12. A method for moving image content displayed on a display device of a motor vehicle, comprising the steps of:

moving the image content displayed on the display device in response to a touching of a touch-sensitive surface that differs from a display surface of the display device with an object on a first point and moving the object over the touch-sensitive surface from the first point to a second point;

determining a direction of movement of the image content on a basis of a relative position of the second point in relation to the first point; and

determining a speed of movement of the image content on a basis of a distance from the second point to the first point.

13. The method according to claim 12, further comprising the steps of:

displaying a cross-hair pointer and an arrow display superimposed on the image content; and

moving the arrow display in response to the moving of the object over the touch-sensitive surface, wherein an arrow direction of the arrow display in relation to a center of the cross-hair pointer displays the direction of movement of the image content and a distance of the arrow display to the center of the cross-hair pointer displays the speed of movement of the image content.

14. The method according to claim 12, further comprising the step of beginning the moving of the image content after the object touches the touch-sensitive surface on the second point for a predetermined time.

15. The method according to claim 12, further comprising the step of ending the moving of the image content in response to an ending of touching the touch-sensitive surface on the second point by the object.

16. The method according to claim 15, wherein the ending of the moving of the image content includes a uniform reduction in the speed of movement of the image content.

17. The method according to claim 12, further comprising the step of beginning the moving of the image content after a distance from the second point to the first point has reached a predetermined minimum distance unequal to zero.

18. The method according to claim 12, wherein the speed of movement of the image content increases linearly or non-linearly with an increasing distance from the second point to the first point.

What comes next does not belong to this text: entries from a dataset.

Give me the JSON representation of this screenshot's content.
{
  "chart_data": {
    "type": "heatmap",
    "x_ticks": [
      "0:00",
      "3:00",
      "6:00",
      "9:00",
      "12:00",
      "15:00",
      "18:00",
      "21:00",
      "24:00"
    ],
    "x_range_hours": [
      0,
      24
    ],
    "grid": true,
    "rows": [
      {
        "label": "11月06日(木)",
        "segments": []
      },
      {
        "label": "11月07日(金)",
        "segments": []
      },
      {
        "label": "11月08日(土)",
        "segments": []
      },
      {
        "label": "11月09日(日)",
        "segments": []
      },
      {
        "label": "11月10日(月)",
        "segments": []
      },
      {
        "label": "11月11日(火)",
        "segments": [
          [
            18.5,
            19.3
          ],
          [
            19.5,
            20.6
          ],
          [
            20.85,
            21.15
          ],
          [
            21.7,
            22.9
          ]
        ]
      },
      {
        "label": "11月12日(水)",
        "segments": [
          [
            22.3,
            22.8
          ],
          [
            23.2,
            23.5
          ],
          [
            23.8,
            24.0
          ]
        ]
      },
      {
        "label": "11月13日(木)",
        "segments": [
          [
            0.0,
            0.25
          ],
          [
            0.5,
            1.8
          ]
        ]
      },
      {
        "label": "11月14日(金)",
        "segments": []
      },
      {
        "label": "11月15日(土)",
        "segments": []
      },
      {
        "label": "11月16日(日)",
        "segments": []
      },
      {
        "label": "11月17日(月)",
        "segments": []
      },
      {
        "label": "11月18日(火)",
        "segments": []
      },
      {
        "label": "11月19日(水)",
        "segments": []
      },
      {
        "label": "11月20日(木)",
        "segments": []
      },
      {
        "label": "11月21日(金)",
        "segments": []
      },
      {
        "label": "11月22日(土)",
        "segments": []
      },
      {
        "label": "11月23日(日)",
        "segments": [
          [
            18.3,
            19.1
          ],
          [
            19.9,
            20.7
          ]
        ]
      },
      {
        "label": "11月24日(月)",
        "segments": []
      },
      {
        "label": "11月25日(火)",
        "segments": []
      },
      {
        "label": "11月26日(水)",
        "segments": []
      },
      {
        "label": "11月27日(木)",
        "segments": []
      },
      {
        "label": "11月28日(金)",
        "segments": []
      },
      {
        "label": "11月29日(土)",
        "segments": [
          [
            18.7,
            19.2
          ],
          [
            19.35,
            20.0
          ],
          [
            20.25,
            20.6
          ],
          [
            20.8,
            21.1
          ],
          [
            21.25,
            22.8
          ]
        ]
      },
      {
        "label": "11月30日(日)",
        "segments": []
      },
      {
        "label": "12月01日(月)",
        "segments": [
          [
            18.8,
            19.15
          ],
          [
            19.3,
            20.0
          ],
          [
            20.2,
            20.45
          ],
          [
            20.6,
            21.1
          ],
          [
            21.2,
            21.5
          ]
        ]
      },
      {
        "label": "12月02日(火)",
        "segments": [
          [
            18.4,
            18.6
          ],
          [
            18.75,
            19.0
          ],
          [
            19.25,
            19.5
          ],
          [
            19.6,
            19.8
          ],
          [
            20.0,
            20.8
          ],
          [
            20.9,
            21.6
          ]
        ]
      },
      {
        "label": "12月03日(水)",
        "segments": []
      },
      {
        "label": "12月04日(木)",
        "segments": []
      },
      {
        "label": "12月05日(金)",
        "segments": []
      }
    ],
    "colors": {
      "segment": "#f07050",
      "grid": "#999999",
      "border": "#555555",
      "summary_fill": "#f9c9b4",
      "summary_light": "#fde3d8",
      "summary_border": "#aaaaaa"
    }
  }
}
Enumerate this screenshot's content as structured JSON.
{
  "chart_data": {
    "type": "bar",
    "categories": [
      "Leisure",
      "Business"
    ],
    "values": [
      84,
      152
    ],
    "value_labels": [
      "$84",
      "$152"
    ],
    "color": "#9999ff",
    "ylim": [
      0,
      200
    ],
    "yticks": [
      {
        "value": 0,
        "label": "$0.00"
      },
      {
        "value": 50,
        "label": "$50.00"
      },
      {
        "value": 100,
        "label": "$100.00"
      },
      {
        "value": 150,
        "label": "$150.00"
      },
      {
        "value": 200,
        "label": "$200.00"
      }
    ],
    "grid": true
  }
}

19. The method according to claim 12, wherein the image content is a map of a motor vehicle navigation system.

20. The method according to claim 12, wherein the object is a finger.

21. A control and display device for a motor vehicle, comprising:

a display device with a display surface; and

a touch-sensitive surface that differs from the display surface of the display device;

wherein an image content displayed on the display device is movable in response to a touching of the touch-sensitive surface with an object on a first point and moving the object over the touch-sensitive surface from the first point to a second point;

wherein a direction of movement of the image content is determinable on a basis of a relative position of the second point in relation to the first point;

and wherein a speed of movement of the image content is determinable on a basis of a distance from the second point to the first point.

22. A non-transitory computer-readable medium for moving image content displayed on a display device of a motor vehicle, wherein the computer-readable medium contains instructions, which when executed by a device, cause the device to:

move the image content displayed on the display device in response to a touching of a touch-sensitive surface that differs from a display surface of the display device with an object on a first point and moving the object over the touch-sensitive surface from the first point to a second point;

determine a direction of movement of the image content on a basis of a relative position of the second point in relation to the first point; and

determine a speed of movement of the image content on a basis of a distance from the second point to the first point.